7時起床。空気の冷たい曇り空の下を105分走る。公園の梅は満開だ。花曇りという言葉があるけれど、曇り空の下に咲く花は何故あんなに美しいのだろう? 強い陽射しではなく、かすかな光を集めてゆるやかに輝いているように見える。もう、あと三週間もすれば桜が咲くのだ。そう思うと信じられない。などと考えつつ走っていると、もう早咲きのカンヒザクラは赤い花をつけていた。
昼から伊勢鱗太朗組AV台本のプロットを考える。去年から10本ほど続いているシリーズ。たいていは年上の女性に対する若い男の子の正当派のラブストーリーで、メーカーさんからお題を貰って内容を考える。予算が少ないから一日撮りだし凝ったことは出来ない。正直クリエイティヴな要素は少ないのだが、シーン数を抑え予定通り、予算通りキッチリ作れるドラマのシナリオを書くというのはそれなりにやりがいがある。

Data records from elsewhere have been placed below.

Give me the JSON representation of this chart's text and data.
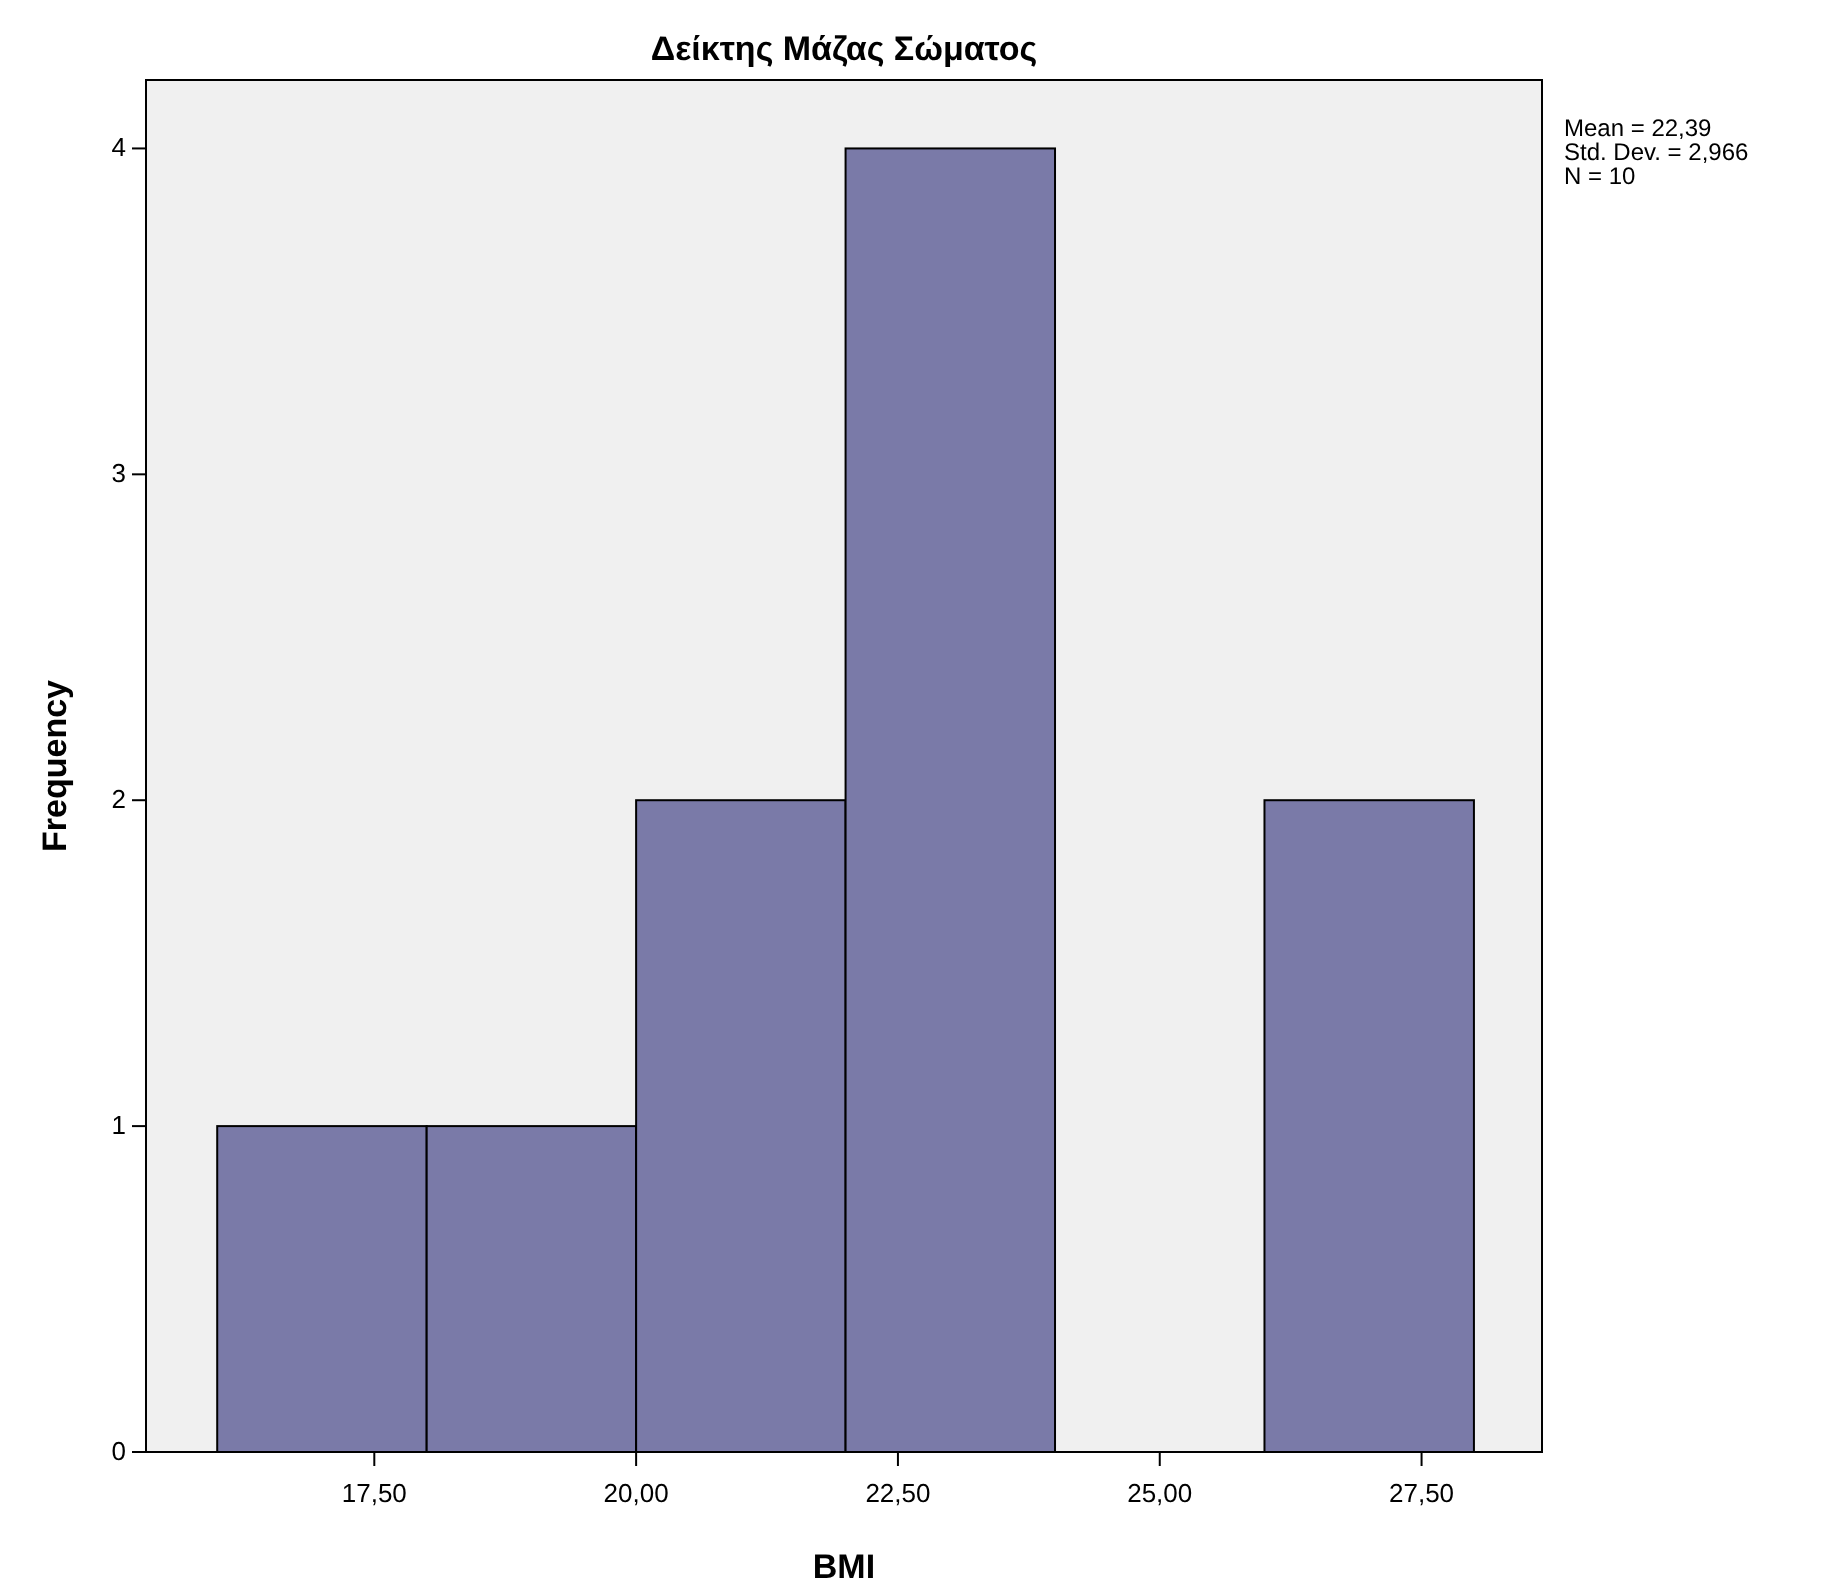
{
  "chart_data": {
    "type": "histogram",
    "title": "Δείκτης Μάζας Σώματος",
    "xlabel": "BMI",
    "ylabel": "Frequency",
    "bins": [
      16,
      18,
      20,
      22,
      24,
      26,
      28
    ],
    "values": [
      1,
      1,
      2,
      4,
      0,
      2
    ],
    "color": "#7a7aa8",
    "xlim": [
      15.32,
      28.65
    ],
    "ylim": [
      0,
      4.21
    ],
    "xticks": [
      {
        "value": 17.5,
        "label": "17,50"
      },
      {
        "value": 20,
        "label": "20,00"
      },
      {
        "value": 22.5,
        "label": "22,50"
      },
      {
        "value": 25,
        "label": "25,00"
      },
      {
        "value": 27.5,
        "label": "27,50"
      }
    ],
    "yticks": [
      0,
      1,
      2,
      3,
      4
    ],
    "grid": false,
    "annotations": [
      "Mean = 22,39",
      "Std. Dev. = 2,966",
      "N = 10"
    ]
  }
}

で、今回頂いたお題は〈タイムスリップ物〉。主人公が何故か突然過去に舞い戻ってしまい、密かに憧れていた叔母さんの若い頃に出会うというお話である。タイムスリップ物語は好きだ。ロバート・A・ハインラインの
『夏への扉』(
山下達郎の唄にもなってますね)は生涯ベストテンには確実に入る小説だし、小林信彦さんの
『イエスタデイ・ワンス・モア』も
『ミート・ザ・ビートルズ』も大好きな小説だ。好きな映画監督は? と訊かれたら
ロバート・ゼメキスと答えるし。
単純に主人公という異物が過去に入り込んでしまうワケだから色々と伏線を作れるので物語を考えるにはとても楽しい。主人公が持ち込んだモノで混乱も起こる。簡単な例をあげると最近発行された新札。過去に使えば当然ニセ札扱いされるし。と考えているうちに若い男の子なら当然ケータイは持ってタイムスリップしてしまうだろうと思いつく。だったら例えば主人公が脱出不可能で電話の無い場所に閉じ込められて、だけど携帯でヒロインに連絡を取るなんてトリックはどうだ! という我ながらサエたアイデアが湧いて、たまたま電話をくれた伊勢組制作プロデューサーの島ちゃんに少しコーフン気味に話す。
すると島ちゃんは電話の向こうですごく恐縮したように「エートですね」と言う。「あのぉ、携帯持ってても通じないと思うんですよ、当時はアンテナとかも無いワケだし」「……あっ」よほど僕が落胆したような声を出したのだろう、島ちゃんは「いやアノ、ファンタジーとしたらイイと思いますよ」と慰めてくれるのだが、やっぱりダメだ(涙)見てる人に「何だよ、こんなのウソじゃん」と思われたらドラマはもうオシマイである。基本的に作り物だからだ。たかがエロビデオでもそれは同じだ。イヤ、AVだからそこんトコをしっかり作らないとダメなんだ。ちょっとでも説得力の無い嘘があると、せっかくAV女優と男優が本気でセックスしても、それまでもが嘘臭く見えてしまう。それにしても、何の疑問も無く「携帯使える!」と信じて疑わなかった機械オンチなオレってどーよ?
後から島ちゃんがわざわざドコモに電話して確認してくれたところ、当時も証券マンとかが使っていたバカでかい携帯はあるにはあったしポケベルなんかもあったのだが、基本的にあの頃はアナログ回線であり、現在のデジタル回線用のケータイを持っていてもやはり使えないとのこと。やれやれ、イチから考え直しです。